Weaker, by like 50%. Welding aluminium isn't worth it most of the time, just use steel if you need that. Otherwise bolt it together.

1

I love my steel bike, it's great on the road, on gravel or for a quick grocery shop.

I'm not gonna win any competition with it but it is honestly such a fun bike.

And with care it should last forever.

2

And now I'm back to looking at steel (and titanium) adventure hardtails...

2
sopuli.xyz

But it is tungsten that reigns supreme:

All the people here who bought this wireless tungsten cube to admire its surreal heft have precisely the wrong mindset. I, in my exalted wisdom and unbridled ambition, bought this cube to become fully accustomed to the intensity of its density, to make its weight bearable and in fact normal to me, so that all the world around me may fade into a fluffy arena of gravitational inconsequence. And it has worked, to profound success. I have carried the tungsten with me, have grown attached to the downward pull of its small form, its desire to be one with the floor. This force has become so normal to me that lifting any other object now feels like lifting cotton candy, or a fluffy pillow. Big burly manly men who pump iron now seem to me as little children who raise mere aluminum.

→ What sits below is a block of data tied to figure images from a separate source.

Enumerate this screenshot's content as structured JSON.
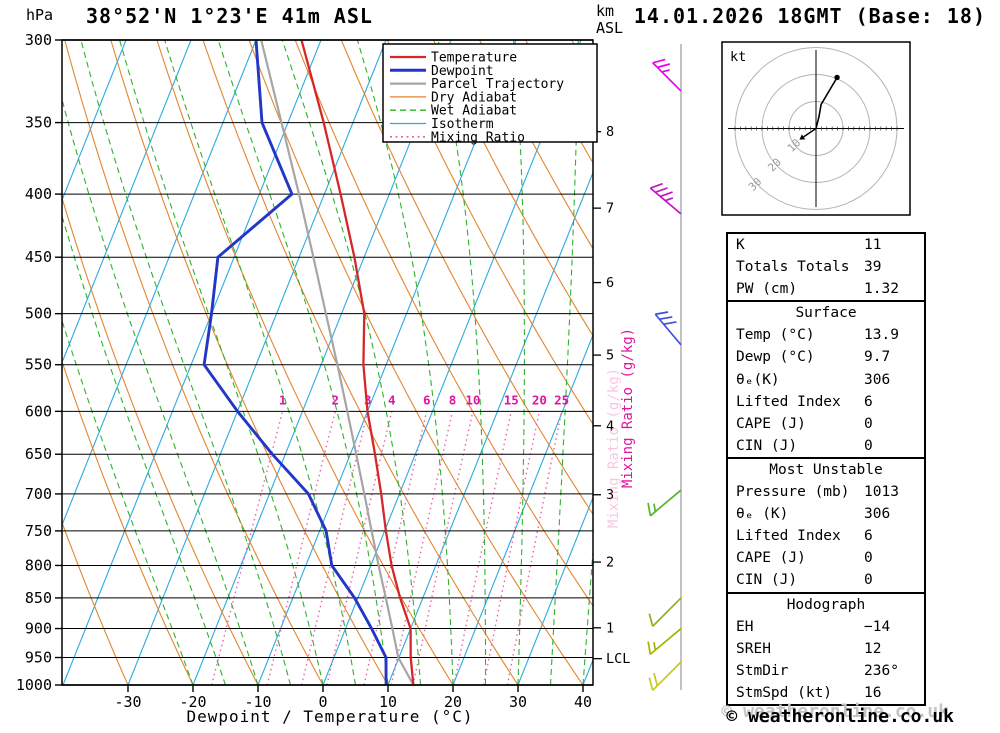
{
  "header": {
    "pressure_unit": "hPa",
    "station": "38°52'N 1°23'E 41m ASL",
    "altitude_unit_line1": "km",
    "altitude_unit_line2": "ASL",
    "datetime": "14.01.2026 18GMT (Base: 18)"
  },
  "axes": {
    "xlabel": "Dewpoint / Temperature (°C)",
    "mixing_ratio_label": "Mixing Ratio (g/kg)",
    "lcl_label": "LCL"
  },
  "legend": [
    {
      "label": "Temperature",
      "series": "temperature"
    },
    {
      "label": "Dewpoint",
      "series": "dewpoint"
    },
    {
      "label": "Parcel Trajectory",
      "series": "parcel"
    },
    {
      "label": "Dry Adiabat",
      "series": "dry_adiabat"
    },
    {
      "label": "Wet Adiabat",
      "series": "wet_adiabat"
    },
    {
      "label": "Isotherm",
      "series": "isotherm"
    },
    {
      "label": "Mixing Ratio",
      "series": "mixing_ratio"
    }
  ],
  "colors": {
    "temperature": "#d62728",
    "dewpoint": "#2337c6",
    "parcel": "#a6a6a6",
    "dry_adiabat": "#e2862e",
    "wet_adiabat": "#2db32d",
    "isotherm": "#2aabdf",
    "mixing_ratio": "#ef5fa7",
    "mixing_ratio_label": "#e015a0",
    "barb_column_line": "#9a9a9a",
    "hodograph_rings": "#b3b3b3"
  },
  "chart_data": {
    "type": "line",
    "chart_kind": "skew-T log-P thermodynamic sounding",
    "x_axis_ticks_C": [
      -30,
      -20,
      -10,
      0,
      10,
      20,
      30,
      40
    ],
    "pressure_ticks_hPa": [
      300,
      350,
      400,
      450,
      500,
      550,
      600,
      650,
      700,
      750,
      800,
      850,
      900,
      950,
      1000
    ],
    "km_ticks": [
      1,
      2,
      3,
      4,
      5,
      6,
      7,
      8
    ],
    "mixing_ratio_lines_g_kg": [
      1,
      2,
      3,
      4,
      6,
      8,
      10,
      15,
      20,
      25
    ],
    "pressure_hPa": [
      1000,
      950,
      900,
      850,
      800,
      750,
      700,
      650,
      600,
      550,
      500,
      450,
      400,
      350,
      300
    ],
    "temperature_C": [
      13.9,
      11.8,
      10.0,
      6.5,
      3.2,
      0.2,
      -2.8,
      -6.2,
      -10.0,
      -13.5,
      -16.5,
      -21.5,
      -27.5,
      -34.5,
      -43.0
    ],
    "dewpoint_C": [
      9.7,
      8.0,
      4.0,
      -0.5,
      -6.0,
      -9.0,
      -14.0,
      -22.0,
      -30.0,
      -38.0,
      -40.0,
      -42.5,
      -35.0,
      -44.0,
      -50.0
    ],
    "parcel_C": [
      13.9,
      9.9,
      7.2,
      4.3,
      1.2,
      -2.0,
      -5.4,
      -9.1,
      -13.1,
      -17.5,
      -22.4,
      -27.8,
      -33.9,
      -41.0,
      -49.2
    ],
    "lcl_hPa": 952
  },
  "wind_barbs": [
    {
      "p_hPa": 330,
      "from_deg": 315,
      "speed_kt": 25,
      "color": "#f000f0"
    },
    {
      "p_hPa": 415,
      "from_deg": 310,
      "speed_kt": 35,
      "color": "#c413c4"
    },
    {
      "p_hPa": 530,
      "from_deg": 320,
      "speed_kt": 30,
      "color": "#3c50e0"
    },
    {
      "p_hPa": 695,
      "from_deg": 230,
      "speed_kt": 15,
      "color": "#58b428"
    },
    {
      "p_hPa": 850,
      "from_deg": 225,
      "speed_kt": 10,
      "color": "#8cb414"
    },
    {
      "p_hPa": 900,
      "from_deg": 230,
      "speed_kt": 15,
      "color": "#a4b400"
    },
    {
      "p_hPa": 958,
      "from_deg": 225,
      "speed_kt": 20,
      "color": "#c8c81e"
    }
  ],
  "hodograph": {
    "unit_label": "kt",
    "rings_kt": [
      10,
      20,
      30
    ],
    "trace_kt": [
      [
        0,
        0
      ],
      [
        1.1,
        4.4
      ],
      [
        1.9,
        8.9
      ],
      [
        7.8,
        18.9
      ]
    ],
    "storm_motion": {
      "dir_deg": 236,
      "speed_kt": 16
    }
  },
  "table": {
    "sections": [
      {
        "rows": [
          [
            "K",
            "11"
          ],
          [
            "Totals Totals",
            "39"
          ],
          [
            "PW (cm)",
            "1.32"
          ]
        ]
      },
      {
        "header": "Surface",
        "rows": [
          [
            "Temp (°C)",
            "13.9"
          ],
          [
            "Dewp (°C)",
            "9.7"
          ],
          [
            "θₑ(K)",
            "306"
          ],
          [
            "Lifted Index",
            "6"
          ],
          [
            "CAPE (J)",
            "0"
          ],
          [
            "CIN (J)",
            "0"
          ]
        ]
      },
      {
        "header": "Most Unstable",
        "rows": [
          [
            "Pressure (mb)",
            "1013"
          ],
          [
            "θₑ (K)",
            "306"
          ],
          [
            "Lifted Index",
            "6"
          ],
          [
            "CAPE (J)",
            "0"
          ],
          [
            "CIN (J)",
            "0"
          ]
        ]
      },
      {
        "header": "Hodograph",
        "rows": [
          [
            "EH",
            "−14"
          ],
          [
            "SREH",
            "12"
          ],
          [
            "StmDir",
            "236°"
          ],
          [
            "StmSpd (kt)",
            "16"
          ]
        ]
      }
    ]
  },
  "watermark": "© weatheronline.co.uk"
}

I can hardly remember the days before I became a man of tungsten. How distant those days seem now, how burdened by the apparent heaviness of everyday objects. I laugh at the philistines who still operate in a world devoid of tungsten, their shoulders thin and unempowered by the experience of bearing tungsten. Ha, what fools, blissful in their ignorance, anesthetized by their lack of meaningful struggle, devoid of passion.

Nietzsche once said that a man who has a why can bear almost any how. But a man who has a tungsten cube can bear any object less dense, and all this talk of why and how becomes unnecessary.

Schopenhauer once said that every man takes the limits of his own field of vision for the limits of the world. Tungsten expands the limits of a man’s field of vision by showing him an example of increased density, in comparison to which the everyday objects to which he was formerly accustomed gain a light and airy quality. Who can lament the tragedy of life, when surrounded by such lightweight objects? Who can cry in a world of styrofoam and cushions?

Have you yet understood? This is no ordinary metal. In this metal is the alchemical potential to transform your world, by transforming your expectations. Those who have not yet held the cube in their hands and mouths will not understand, for they still live in a world of normal density, like Plato’s cave dwellers. Those who have opened their mind to the density of tungsten will shift their expectations of weight and density accordingly.

To give this cube a rating of anything less than five stars would be to condemn life itself. Who am I, as a mere mortal, to judge the most compact of all affordable materials? No. I say gratefully to whichever grand being may have created this universe: good job on the tungsten. It sure is dense.

I sit here with my tungsten cube, transcendent above death itself. For insofar as this tungsten cube will last forever, I am in the presence of immortality.

4

Doesn't most cheapo aluminum have iron mixed in to make it more affordable? I worked at a machine shop a couple of months and I remember the shitty castings downright having iron bubbles inside them

3
lemmy.world

Makes a great lightweight dutch oven as well (especially when hard anodised). Non stick, doesn't rust, still distributes and holds heat really well, and about 1/3 of the weight.

1

If aluminum's so great, why isn't there any lithotrophs that use it?